Le tyran les fit ensuite renfermer en prison pendant trois jours, au bout desquels il se les fit présenter et leur dit : «Sacrifierez-vous aux dieux ?» Ferréol et Ferrution répondirent : «Nous ne sacrifierons pas; nous ne voulons pas abandonner la glorieuse confession de la foi du Christ.» Claudius, rempli de colère et de rage, ordonna qu'on leur coupât la langue; l'ordre fut exécuté; mais Dieu donna à la foi de ses martyrs un nouvel organe tout spirituel, pour fortifier, leurs frères et annoncer la parole du Seigneur. Car ils disaient : «Bienheureux ceux qui ont le cœur pur, car ils verront Dieu; bienheureux les pacifiques, car ils seront appelés les fils de Dieu; bienheureux ceux qui souffrent persécution pour la justice, car le royaume des cieux est à eux.» Puis se tournant vers Claudius : «Malheureux ! lui disaient-ils, reconnais que tes dieux ne peuvent faire que des hommes parlent sans langue, puisque eux-mêmes ne peuvent ni parler ni entendre; mais regarde-nous et laisse-toi convertir; reçois la sainte ablution du baptême, et de tout ton cœur crois au Christ; tu mériteras d'obtenir le pardon de tes péchés.»
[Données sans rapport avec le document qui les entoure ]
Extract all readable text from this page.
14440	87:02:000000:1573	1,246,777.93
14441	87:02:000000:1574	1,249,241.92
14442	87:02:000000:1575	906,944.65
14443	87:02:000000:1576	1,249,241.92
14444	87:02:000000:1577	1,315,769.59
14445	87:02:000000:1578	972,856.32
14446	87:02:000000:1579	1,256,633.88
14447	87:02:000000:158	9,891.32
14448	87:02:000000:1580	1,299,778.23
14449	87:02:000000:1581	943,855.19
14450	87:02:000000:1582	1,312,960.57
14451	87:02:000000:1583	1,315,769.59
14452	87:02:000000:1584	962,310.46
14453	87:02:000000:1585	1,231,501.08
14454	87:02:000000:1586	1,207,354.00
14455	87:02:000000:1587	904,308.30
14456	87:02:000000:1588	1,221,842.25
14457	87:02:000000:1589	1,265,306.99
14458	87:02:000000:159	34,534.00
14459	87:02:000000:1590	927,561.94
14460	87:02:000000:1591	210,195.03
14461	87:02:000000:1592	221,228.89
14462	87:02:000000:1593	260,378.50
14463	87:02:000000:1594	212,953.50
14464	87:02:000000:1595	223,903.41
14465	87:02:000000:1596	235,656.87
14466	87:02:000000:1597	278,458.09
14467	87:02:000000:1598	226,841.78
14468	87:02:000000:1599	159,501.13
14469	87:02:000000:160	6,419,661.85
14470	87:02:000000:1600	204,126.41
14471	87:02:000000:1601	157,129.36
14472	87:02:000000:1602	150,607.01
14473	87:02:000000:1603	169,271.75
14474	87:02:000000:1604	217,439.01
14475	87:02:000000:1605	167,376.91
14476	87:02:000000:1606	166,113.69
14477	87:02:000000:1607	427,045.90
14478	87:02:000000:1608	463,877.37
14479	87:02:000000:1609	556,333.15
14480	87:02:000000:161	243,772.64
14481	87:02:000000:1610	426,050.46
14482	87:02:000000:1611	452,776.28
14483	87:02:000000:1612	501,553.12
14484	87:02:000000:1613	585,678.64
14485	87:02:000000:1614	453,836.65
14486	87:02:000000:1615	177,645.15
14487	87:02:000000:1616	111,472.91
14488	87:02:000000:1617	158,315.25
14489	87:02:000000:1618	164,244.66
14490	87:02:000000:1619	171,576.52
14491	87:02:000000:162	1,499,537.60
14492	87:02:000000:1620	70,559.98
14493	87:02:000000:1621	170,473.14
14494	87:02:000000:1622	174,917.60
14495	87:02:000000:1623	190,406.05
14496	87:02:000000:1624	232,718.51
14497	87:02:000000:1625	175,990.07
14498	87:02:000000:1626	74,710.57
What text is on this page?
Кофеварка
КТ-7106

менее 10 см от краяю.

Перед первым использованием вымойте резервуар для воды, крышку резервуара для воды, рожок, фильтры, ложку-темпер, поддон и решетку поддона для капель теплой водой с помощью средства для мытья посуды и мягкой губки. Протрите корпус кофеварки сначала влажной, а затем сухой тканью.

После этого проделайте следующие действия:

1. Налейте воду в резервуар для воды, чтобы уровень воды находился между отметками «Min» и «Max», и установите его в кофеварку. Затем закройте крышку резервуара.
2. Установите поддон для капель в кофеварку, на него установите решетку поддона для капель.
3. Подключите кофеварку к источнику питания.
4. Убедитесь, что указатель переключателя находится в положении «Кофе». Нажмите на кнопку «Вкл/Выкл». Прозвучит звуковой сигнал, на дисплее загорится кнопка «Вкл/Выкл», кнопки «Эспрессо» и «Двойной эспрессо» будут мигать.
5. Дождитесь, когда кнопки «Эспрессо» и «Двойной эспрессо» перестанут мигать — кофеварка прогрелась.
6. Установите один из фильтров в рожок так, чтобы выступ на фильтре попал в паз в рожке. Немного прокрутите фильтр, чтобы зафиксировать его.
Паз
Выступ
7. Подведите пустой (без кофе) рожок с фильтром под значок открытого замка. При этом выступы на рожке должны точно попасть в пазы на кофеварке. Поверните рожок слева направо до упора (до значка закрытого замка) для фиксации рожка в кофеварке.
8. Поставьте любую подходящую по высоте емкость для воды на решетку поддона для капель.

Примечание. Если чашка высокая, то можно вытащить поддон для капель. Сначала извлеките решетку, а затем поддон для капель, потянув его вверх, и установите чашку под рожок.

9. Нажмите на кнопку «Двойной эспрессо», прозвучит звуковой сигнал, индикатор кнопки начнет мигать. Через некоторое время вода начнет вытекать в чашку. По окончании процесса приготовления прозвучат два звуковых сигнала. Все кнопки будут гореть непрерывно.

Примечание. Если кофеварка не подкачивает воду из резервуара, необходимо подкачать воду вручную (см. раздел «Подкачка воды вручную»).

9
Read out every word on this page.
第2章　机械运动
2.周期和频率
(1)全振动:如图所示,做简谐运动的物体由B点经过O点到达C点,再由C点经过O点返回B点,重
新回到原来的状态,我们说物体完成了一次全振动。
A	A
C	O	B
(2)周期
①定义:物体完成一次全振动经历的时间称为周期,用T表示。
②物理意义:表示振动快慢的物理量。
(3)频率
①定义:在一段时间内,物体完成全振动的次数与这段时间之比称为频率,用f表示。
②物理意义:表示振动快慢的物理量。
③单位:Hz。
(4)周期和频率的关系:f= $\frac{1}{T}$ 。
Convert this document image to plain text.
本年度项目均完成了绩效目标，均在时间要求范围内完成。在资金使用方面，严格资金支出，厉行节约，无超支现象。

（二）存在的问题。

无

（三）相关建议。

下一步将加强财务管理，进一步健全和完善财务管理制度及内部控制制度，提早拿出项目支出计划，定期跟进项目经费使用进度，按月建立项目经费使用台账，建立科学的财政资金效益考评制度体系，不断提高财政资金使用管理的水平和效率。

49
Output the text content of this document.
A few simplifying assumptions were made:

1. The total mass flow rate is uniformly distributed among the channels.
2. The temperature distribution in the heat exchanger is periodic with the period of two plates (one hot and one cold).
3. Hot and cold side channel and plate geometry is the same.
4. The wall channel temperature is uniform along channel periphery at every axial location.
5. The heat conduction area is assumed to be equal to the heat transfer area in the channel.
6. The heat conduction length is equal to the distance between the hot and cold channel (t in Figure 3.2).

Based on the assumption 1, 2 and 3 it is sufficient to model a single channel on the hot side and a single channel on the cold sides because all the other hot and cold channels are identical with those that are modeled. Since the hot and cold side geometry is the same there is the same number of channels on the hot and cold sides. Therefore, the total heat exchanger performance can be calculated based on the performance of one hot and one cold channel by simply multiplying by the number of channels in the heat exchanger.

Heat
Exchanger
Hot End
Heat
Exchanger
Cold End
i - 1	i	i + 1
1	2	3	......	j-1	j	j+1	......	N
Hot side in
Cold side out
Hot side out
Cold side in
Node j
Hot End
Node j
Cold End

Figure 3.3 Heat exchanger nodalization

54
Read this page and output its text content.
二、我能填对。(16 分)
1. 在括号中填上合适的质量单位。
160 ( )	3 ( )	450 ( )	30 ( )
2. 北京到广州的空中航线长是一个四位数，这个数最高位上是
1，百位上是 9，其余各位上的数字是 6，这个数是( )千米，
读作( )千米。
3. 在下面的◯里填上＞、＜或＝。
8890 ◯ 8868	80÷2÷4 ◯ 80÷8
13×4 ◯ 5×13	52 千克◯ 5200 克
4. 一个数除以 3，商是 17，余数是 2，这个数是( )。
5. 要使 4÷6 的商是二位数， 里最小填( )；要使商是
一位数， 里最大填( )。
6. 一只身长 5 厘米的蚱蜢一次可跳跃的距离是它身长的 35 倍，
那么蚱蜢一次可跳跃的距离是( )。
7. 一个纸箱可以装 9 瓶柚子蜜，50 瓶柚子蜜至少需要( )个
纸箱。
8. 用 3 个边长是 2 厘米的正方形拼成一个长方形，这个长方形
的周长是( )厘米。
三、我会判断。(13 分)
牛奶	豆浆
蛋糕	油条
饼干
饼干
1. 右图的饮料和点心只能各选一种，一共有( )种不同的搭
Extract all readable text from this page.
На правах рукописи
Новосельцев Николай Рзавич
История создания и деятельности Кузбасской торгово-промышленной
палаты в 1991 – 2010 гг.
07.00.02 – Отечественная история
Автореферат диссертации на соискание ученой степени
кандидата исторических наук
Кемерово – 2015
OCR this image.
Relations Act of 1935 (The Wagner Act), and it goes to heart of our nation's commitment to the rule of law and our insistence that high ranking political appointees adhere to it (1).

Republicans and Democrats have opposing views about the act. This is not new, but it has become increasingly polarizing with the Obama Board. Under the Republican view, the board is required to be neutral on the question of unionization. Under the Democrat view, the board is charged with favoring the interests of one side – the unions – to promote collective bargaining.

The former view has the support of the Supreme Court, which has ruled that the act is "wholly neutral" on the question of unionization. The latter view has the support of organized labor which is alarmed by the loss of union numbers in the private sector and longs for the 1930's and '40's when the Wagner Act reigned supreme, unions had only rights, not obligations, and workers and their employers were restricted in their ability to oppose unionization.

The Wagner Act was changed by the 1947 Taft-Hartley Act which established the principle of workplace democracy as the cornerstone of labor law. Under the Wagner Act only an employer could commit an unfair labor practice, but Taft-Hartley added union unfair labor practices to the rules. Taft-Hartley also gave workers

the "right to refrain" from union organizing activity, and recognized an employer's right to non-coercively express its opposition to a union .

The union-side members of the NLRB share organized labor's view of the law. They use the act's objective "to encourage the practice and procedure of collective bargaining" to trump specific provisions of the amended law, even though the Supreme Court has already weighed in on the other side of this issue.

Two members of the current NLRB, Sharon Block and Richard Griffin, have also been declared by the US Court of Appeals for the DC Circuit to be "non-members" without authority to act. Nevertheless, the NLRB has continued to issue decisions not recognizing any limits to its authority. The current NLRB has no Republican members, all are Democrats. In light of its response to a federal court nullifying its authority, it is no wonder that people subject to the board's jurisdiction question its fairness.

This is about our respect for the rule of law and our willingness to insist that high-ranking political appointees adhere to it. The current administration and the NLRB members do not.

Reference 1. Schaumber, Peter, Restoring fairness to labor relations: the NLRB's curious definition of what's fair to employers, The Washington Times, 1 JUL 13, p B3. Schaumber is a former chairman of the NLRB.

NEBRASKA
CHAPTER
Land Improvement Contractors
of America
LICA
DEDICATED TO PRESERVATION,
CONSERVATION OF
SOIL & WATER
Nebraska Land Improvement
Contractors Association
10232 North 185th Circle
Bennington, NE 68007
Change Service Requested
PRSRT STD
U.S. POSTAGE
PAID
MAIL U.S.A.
Alors Claudius, dont la fureur avait redoublé, ordonna qu'on préparât pour chacun des deux martyrs trente alênes très aiguës, et qu'avec des marteaux de fer on les leur enfonçât dans les doigts des pieds et des mains, dans la poitrine et dans les principales articulations du corps. Mais tous ces tourments, comme une suave rosée qui descend du ciel, furent plutôt pour eux un doux rafraîchissement qu'une douleur. Comme donc ils n'éprouvaient aucune souffrance, et que leurs paroles avaient confondu le tyran, il ordonna qu'on les frappât du glaive. Au moment où ils reçurent ce dernier coup, l'air fut embaumé d'une odeur céleste; une mystérieuse terreur couvrit le lieu de l'exécution, et le peuple fut persuadé que la grâce de la divinité l'enveloppait de son ombre. La nuit suivante , les chrétiens enlevèrent les corps et les ensevelirent dans cette même crypte que les saints avaient habitée, et qui chaque jour avait été témoin de leurs actions de grâces et de leurs prières, de leurs psaumes et de leurs hymnes au Seigneur. Que ces bienheureux daignent être nos intercesseurs auprès de Dieu; et si nous ne pouvons imiter leur martyre, du moins, dans cette prison de la vie, sachons diriger nos corps dans la sobriété, et nous enrichir d'une abondante moisson de mérites et de vertus, afin que, nous puissions partager avec eux les joies de l'éternel bonheur. Ce martyre des saints de Dieu, le prêtre Ferréol et le diacre Ferrution, arriva le seize des calendes de juillet, notre Seigneur régnant, Jésus Christ à qui est l'honneur et la gloire, la vertu et la puissance, dans les siècles des siècles. Amen.